Es ist die Angst vor Einsamkeit, wenn man sich nicht von jemandem trennt, der einen schlecht behandelt. Egal ob in einer Paar- oder einer Berufsbeziehung.
Wir sind sehr gut darin, diese Dinge zu verhindern und kommen deshalb kreativ mit neuen Ideen, um genau das zu tun.

Wenn Sie zurück blicken auf Ihr bisheriges Leben, werden Sie mit hoher Wahrscheinlichkeit sehen, dass Sie immer die Dinge nach vorne brachten, die schwitzige Hände hervorgerufen haben. Das waren die lernintensivsten Situationen mit dem größten Potential, die eigenen Stärken zu entdecken und zu fördern.

Wie können Sie die eigenen Ängste überwinden?
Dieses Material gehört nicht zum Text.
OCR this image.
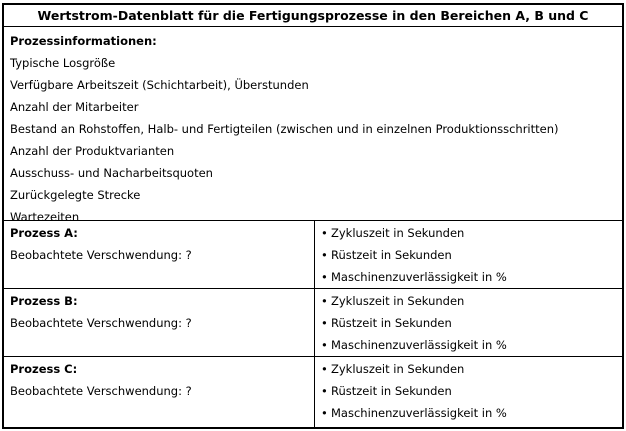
Wertstrom-Datenblatt für die Fertigungsprozesse in den Bereichen A, B und C
Prozessinformationen:
Typische Losgröße
Verfügbare Arbeitszeit (Schichtarbeit), Überstunden
Anzahl der Mitarbeiter
Bestand an Rohstoffen, Halb- und Fertigteilen (zwischen und in einzelnen Produktionsschritten)
Anzahl der Produktvarianten
Ausschuss- und Nacharbeitsquoten
Zurückgelegte Strecke
Wartezeiten
Prozess A:
Beobachtete Verschwendung: ?
• Zykluszeit in Sekunden
• Rüstzeit in Sekunden
• Maschinenzuverlässigkeit in %
Prozess B:
Beobachtete Verschwendung: ?
• Zykluszeit in Sekunden
• Rüstzeit in Sekunden
• Maschinenzuverlässigkeit in %
Prozess C:
Beobachtete Verschwendung: ?
• Zykluszeit in Sekunden
• Rüstzeit in Sekunden
• Maschinenzuverlässigkeit in %
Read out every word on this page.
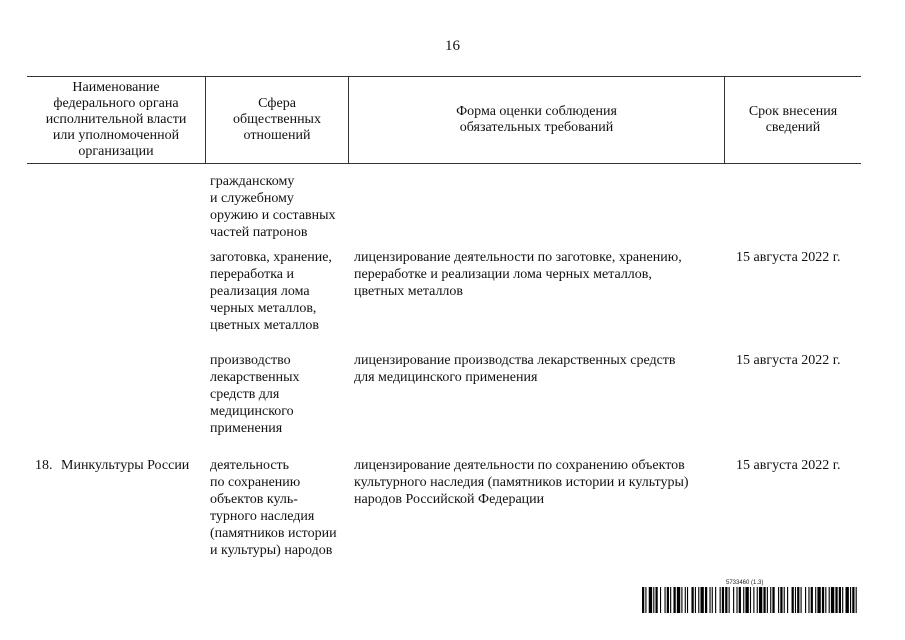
16
Наименование
федерального органа
исполнительной власти
или уполномоченной
организации
Сфера
общественных
отношений
Форма оценки соблюдения
обязательных требований
Срок внесения
сведений
гражданскому
и служебному
оружию и составных
частей патронов
заготовка, хранение,
переработка и
реализация лома
черных металлов,
цветных металлов
лицензирование деятельности по заготовке, хранению,
переработке и реализации лома черных металлов,
цветных металлов
15 августа 2022 г.
производство
лекарственных
средств для
медицинского
применения
лицензирование производства лекарственных средств
для медицинского применения
15 августа 2022 г.
18. Минкультуры России деятельность
по сохранению
объектов куль-
турного наследия
(памятников истории
и культуры) народов
лицензирование деятельности по сохранению объектов
культурного наследия (памятников истории и культуры)
народов Российской Федерации
15 августа 2022 г.
5733460 (1.3)
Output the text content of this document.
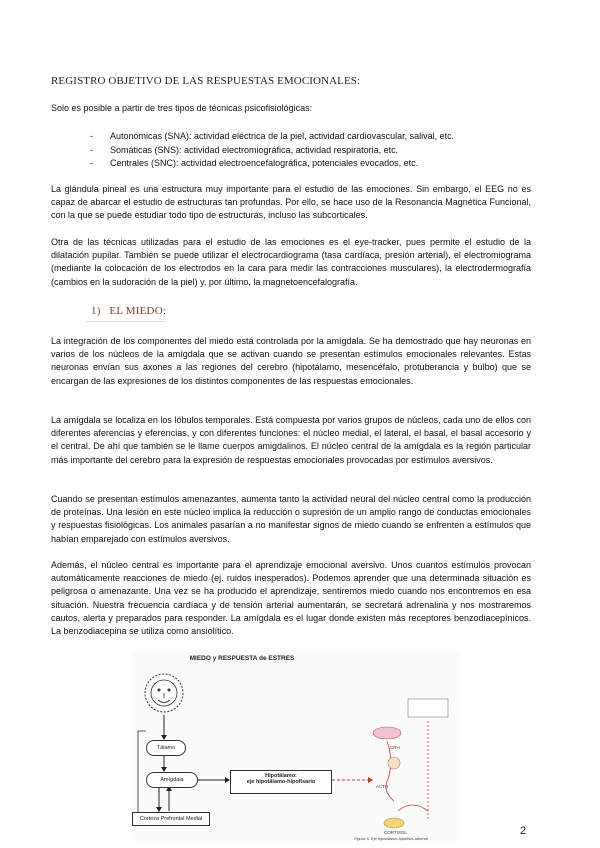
REGISTRO OBJETIVO DE LAS RESPUESTAS EMOCIONALES:

Solo es posible a partir de tres tipos de técnicas psicofisiológicas:

- Autonómicas (SNA): actividad eléctrica de la piel, actividad cardiovascular, salival, etc.
- Somáticas (SNS): actividad electromiográfica, actividad respiratoria, etc.
- Centrales (SNC): actividad electroencefalográfica, potenciales evocados, etc.

La glándula pineal es una estructura muy importante para el estudio de las emociones. Sin embargo, el EEG no es capaz de abarcar el estudio de estructuras tan profundas. Por ello, se hace uso de la Resonancia Magnética Funcional, con la que se puede estudiar todo tipo de estructuras, incluso las subcorticales.

Otra de las técnicas utilizadas para el estudio de las emociones es el eye-tracker, pues permite el estudio de la dilatación pupilar. También se puede utilizar el electrocardiograma (tasa cardíaca, presión arterial), el electromiograma (mediante la colocación de los electrodos en la cara para medir las contracciones musculares), la electrodermografía (cambios en la sudoración de la piel) y, por último, la magnetoencefalografía.

1)   EL MIEDO:

La integración de los componentes del miedo está controlada por la amígdala. Se ha demostrado que hay neuronas en varios de los núcleos de la amígdala que se activan cuando se presentan estímulos emocionales relevantes. Estas neuronas envían sus axones a las regiones del cerebro (hipotálamo, mesencéfalo, protuberancia y bulbo) que se encargan de las expresiones de los distintos componentes de las respuestas emocionales.

La amígdala se localiza en los lóbulos temporales. Está compuesta por varios grupos de núcleos, cada uno de ellos con diferentes aferencias y eferencias, y con diferentes funciones: el núcleo medial, el lateral, el basal, el basal accesorio y el central. De ahí que también se le llame cuerpos amigdalinos. El núcleo central de la amígdala es la región particular más importante del cerebro para la expresión de respuestas emocionales provocadas por estímulos aversivos.

Cuando se presentan estímulos amenazantes, aumenta tanto la actividad neural del núcleo central como la producción de proteínas. Una lesión en este núcleo implica la reducción o supresión de un amplio rango de conductas emocionales y respuestas fisiológicas. Los animales pasarían a no manifestar signos de miedo cuando se enfrenten a estímulos que habían emparejado con estímulos aversivos.

Además, el núcleo central es importante para el aprendizaje emocional aversivo. Unos cuantos estímulos provocan automáticamente reacciones de miedo (ej. ruidos inesperados). Podemos aprender que una determinada situación es peligrosa o amenazante. Una vez se ha producido el aprendizaje, sentiremos miedo cuando nos encontremos en esa situación. Nuestra frecuencia cardíaca y de tensión arterial aumentarán, se secretará adrenalina y nos mostraremos cautos, alerta y preparados para responder. La amígdala es el lugar donde existen más receptores benzodiacepínicos. La benzodiacepina se utiliza como ansiolítico.

MIEDO y RESPUESTA de ESTRES
Tálamo
Amígdala
Corteza Prefrontal Medial
Hipotálamo:
eje hipotálamo-hipofisario
CRH
ACTH
CORTISOL
Figura 5. Eje hipotálamo-hipófisis-adrenal
2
Es gibt mindestens zehn Wege, wie Sie Ihren Ängsten Einhalt gebieten und sie überwinden können. Mein Favorit bringt uns zurück zu der Überschrift dieses Beitrags: Das Nutzen dessen, was Sie am besten können.

Herausfinden der eigenen Stärken: Wenn Sie nicht schon zu den Menschen gehören, die Ihre eigenen Träume in die Tat umsetzen, ist die Wahrscheinlichkeit groß, dass Sie kurz davor sind und nur noch hadern.

Was können Sie tun?

  • Notieren Sie Ihre Stärken und überlegen Sie, worin Sie schon Erfolge hatten, die Sie nicht viel Arbeit gekostet, sondern sogar Spaß gemacht haben
  • Machen Sie einen (teils sogar kostenlosen) Stärkentest und finden Sie heraus, was Sie gut können
  • Fragen Sie eine Handvoll Ihrer Freunde und wählen Sie am besten jene, die Ihnen nicht immer nur nach dem Mund reden
  • Geben Sie sich ehrlich ein paar Antworten auf folgende Fragen:
    • Was hält Sie noch ab?
    • Was kostet es, diesen Glauben aufzugeben?
    • Was wäre der Vorteil, etwas zu glauben wie „Wenn Sie Ihre Stärken ausspielen, werden Sie mehr von dem Menschen, der Sie bereits sind“?
    • Worauf freuen Sie sich wie ein Kind, bevor Sie es tun?

Haben Sie Ihre Stärken in ihrer Essenz und Klarheit vor sich liegen, überlegen Sie, wie Sie sie noch besser in Ihrem Job einbringen können. Möglicherweise kann ein anderer für Sie planen, wenn Sie eher der Ärmel hochkrempelnde Typ sind und „auf die Straße wollen“. Vielleicht können Sie schnell gute Beziehungen zu Menschen aufbauen – dann sollten Sie evtl. eher persönliche Gespräche oder Telefonate führen als Emails zu schreiben. Eventuell sind Sie sehr kreativ. Dann verschwenden Sie Zeit, wenn Ihr Tag primär aus sich wiederholenden Schreib-, Sortier- oder Rechenaufgaben besteht.

Fazit: Nutzen Sie mutig das, was in Ihnen steckt und lernen Sie aus jedem „Misserfolg“. Aber vorher finden Sie heraus, was genau das eigentlich ist!